The only skill you need

A student asked me: “What skills do I need to learn to succeed in this information age?” I know that the student is concerned about getting a job, building a career, and prepare for the future. I have received this type of questions all the time because students want to know what programming languages they should learn or what technologies they should know when they are studying in school.

I often told them: “Programming languages will change. Few years ago, FORTRAN was the main language; today nobody talks about it anymore. Not long ago, Pascal and C were the languages taught in every university; today Java and Python are the common languages but who know what will happen in the next five years? Technologies also change, fifty years ago, the mainframe was the computer then Personal Computer (PC) came and changed everything. Three years ago, tablets replaced PCs, but now many things can be done using smartphones. Everything will change and often faster than you can imagine. But there is one thing that will never change, and what you need is “Never stop learning” skill.

The student argued: “That is easy for you to say because you are the Professor. You want us to learn, but we need specifics so we can focus our efforts. Should we learn Hadoop or Spark? Or should we learn R or Swift? What skills do we need to get a good job?

I explained: “If you focus on specific skills, you become bias on that. You will become a specialist in a specific skill, but when things change, your skill is obsolete then what would you do? You should focus on being a “Lifelong learners” where you will learn whatever come, and the only skill that you need is solving problems. To survive in this fast changing time, you need to know how to solve problems. No matter what programming language that you use; no matter what technologies that you apply, as long as you can solve the problems then you will do well.”

Problems are what people solve at work every day. They may be technical or non-technical, they may be large or small, simple or complex, easy or difficult but you must find a way to solve them. Being good problem solver is important to your career success. For example, you learn to solve problems in my mathematic course by using logic and formulas. You learn to solve problems in my computer class by using programming languages and algorithms. The computer languages that you learn, the technologies that you use are only tools that help you to solve the problem. Tools change with time, but learning will stay with you for the rest of your life and having a lifelong learning skill will help you learn new tools and solve problems.

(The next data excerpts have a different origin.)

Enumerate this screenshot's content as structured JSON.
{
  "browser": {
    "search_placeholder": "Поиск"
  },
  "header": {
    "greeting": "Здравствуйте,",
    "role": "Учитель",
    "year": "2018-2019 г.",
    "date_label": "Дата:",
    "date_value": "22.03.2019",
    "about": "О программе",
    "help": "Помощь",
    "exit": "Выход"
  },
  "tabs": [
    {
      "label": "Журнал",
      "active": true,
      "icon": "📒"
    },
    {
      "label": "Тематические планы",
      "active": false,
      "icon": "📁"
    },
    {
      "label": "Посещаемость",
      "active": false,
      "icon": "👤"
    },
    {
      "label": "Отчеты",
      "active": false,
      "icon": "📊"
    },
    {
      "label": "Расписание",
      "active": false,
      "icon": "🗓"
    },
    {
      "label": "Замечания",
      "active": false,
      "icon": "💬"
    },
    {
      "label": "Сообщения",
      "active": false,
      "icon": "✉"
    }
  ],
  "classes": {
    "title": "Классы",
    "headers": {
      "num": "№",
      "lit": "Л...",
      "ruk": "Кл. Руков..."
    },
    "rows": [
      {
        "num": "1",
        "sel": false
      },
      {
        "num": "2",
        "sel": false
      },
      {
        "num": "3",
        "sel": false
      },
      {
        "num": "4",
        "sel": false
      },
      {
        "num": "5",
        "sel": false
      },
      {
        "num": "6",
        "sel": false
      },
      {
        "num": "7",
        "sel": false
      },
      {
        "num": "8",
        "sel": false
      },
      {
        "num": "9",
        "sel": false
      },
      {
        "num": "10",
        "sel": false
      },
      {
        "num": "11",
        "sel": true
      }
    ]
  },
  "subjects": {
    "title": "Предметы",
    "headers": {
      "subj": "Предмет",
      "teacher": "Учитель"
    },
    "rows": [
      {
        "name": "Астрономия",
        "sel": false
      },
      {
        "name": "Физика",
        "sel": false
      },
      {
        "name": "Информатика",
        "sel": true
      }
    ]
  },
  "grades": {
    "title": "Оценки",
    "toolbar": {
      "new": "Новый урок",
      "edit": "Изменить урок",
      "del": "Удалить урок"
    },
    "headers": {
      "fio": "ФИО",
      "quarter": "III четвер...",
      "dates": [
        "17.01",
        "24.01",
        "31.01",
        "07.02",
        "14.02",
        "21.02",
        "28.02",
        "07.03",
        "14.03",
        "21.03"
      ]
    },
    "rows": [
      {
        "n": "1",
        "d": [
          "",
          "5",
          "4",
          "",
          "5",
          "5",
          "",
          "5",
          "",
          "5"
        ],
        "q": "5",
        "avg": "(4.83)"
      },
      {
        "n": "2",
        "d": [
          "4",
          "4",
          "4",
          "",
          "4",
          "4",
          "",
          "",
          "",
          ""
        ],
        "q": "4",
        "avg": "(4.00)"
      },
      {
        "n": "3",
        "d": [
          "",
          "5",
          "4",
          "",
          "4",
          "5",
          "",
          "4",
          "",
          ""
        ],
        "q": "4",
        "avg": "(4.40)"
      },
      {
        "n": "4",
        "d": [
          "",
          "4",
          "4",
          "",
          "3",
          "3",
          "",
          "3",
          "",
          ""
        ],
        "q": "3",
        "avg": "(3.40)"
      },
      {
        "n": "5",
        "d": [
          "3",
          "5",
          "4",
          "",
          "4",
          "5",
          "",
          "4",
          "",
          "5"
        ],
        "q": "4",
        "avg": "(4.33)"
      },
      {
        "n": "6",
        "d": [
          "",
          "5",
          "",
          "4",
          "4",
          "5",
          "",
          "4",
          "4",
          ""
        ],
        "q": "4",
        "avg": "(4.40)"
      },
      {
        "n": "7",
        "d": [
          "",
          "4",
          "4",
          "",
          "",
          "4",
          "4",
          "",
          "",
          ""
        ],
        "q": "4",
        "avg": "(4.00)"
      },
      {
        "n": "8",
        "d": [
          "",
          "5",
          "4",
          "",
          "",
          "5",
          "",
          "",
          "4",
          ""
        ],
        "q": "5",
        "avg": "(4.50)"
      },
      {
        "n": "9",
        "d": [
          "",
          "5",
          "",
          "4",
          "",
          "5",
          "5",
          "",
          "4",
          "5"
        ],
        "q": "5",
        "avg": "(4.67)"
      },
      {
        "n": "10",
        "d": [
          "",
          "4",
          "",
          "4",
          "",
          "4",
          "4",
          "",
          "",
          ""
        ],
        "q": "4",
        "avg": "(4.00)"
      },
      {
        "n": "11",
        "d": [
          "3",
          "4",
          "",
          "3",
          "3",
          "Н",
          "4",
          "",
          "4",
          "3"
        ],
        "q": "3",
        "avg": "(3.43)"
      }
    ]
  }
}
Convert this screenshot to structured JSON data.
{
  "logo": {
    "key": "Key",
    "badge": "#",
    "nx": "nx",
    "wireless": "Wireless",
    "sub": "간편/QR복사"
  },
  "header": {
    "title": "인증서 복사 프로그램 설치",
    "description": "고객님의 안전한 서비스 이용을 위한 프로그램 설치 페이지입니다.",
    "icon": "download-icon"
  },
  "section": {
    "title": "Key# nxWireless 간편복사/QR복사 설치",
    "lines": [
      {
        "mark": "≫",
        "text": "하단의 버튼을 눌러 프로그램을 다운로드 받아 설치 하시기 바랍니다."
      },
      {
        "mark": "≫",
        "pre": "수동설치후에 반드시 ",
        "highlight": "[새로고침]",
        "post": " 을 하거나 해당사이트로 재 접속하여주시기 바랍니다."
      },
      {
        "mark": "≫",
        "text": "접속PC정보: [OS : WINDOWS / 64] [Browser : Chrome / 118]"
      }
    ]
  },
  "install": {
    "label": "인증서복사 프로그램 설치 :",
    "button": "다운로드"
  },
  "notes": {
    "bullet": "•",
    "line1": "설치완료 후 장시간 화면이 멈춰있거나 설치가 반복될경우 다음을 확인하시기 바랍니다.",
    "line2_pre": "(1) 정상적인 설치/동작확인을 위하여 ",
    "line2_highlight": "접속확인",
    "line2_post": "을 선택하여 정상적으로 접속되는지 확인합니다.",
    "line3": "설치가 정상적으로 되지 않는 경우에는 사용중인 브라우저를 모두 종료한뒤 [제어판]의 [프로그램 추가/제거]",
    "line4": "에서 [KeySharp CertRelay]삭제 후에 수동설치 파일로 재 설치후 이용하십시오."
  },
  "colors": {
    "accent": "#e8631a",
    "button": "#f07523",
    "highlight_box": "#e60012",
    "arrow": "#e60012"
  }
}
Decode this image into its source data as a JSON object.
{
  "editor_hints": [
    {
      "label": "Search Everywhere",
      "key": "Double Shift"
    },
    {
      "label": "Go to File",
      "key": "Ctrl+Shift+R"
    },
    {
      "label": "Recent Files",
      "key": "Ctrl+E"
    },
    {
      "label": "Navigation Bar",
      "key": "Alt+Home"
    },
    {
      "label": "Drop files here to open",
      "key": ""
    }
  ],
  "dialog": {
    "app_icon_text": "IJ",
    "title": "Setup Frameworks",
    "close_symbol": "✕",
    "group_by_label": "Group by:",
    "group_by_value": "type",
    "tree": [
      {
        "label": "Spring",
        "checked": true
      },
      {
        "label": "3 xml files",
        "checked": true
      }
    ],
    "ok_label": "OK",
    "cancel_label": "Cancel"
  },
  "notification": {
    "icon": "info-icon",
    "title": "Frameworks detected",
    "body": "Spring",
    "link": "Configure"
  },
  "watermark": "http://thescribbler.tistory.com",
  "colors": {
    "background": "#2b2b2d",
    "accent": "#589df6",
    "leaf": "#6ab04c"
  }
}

To solve a problem, you need to understand the problem first, without knowing it well you cannot solve it. The key is to make sure that you focus on the real problem, not the symptoms. For example, if your project team is not doing well, you think the problem is with a certain person, and you blame him. However if you look carefully, the real problem may be an unreasonable schedule that he did not have enough time to do the work. You need to know the cause instead of the symptom and why the problem happened. If you know the cause of a problem, you can come up with a solution.

If the problem is complex, you may need the team working together to come up with several alternatives before selecting the best solution. You may use the “Brainstorming” technique and encourage team members to suggest their ideas to solve a problem. In brainstorming sessions, all ideas are good as you open up all possibilities to solve the problem. By having all team members to work together, you can create radical solutions that a single person may not even imagine. It also encourages people to commit to solving the problem because they have provided input in developing them.

In school, students learn many things, some are useful, but all of them are the foundation that helps students to solve real problems in their lives. Some of these will change with time, but the “learning skill,” that they develop will never change. As long as they are willing to learn, and continue to learn, they will do well. Learning should never stop.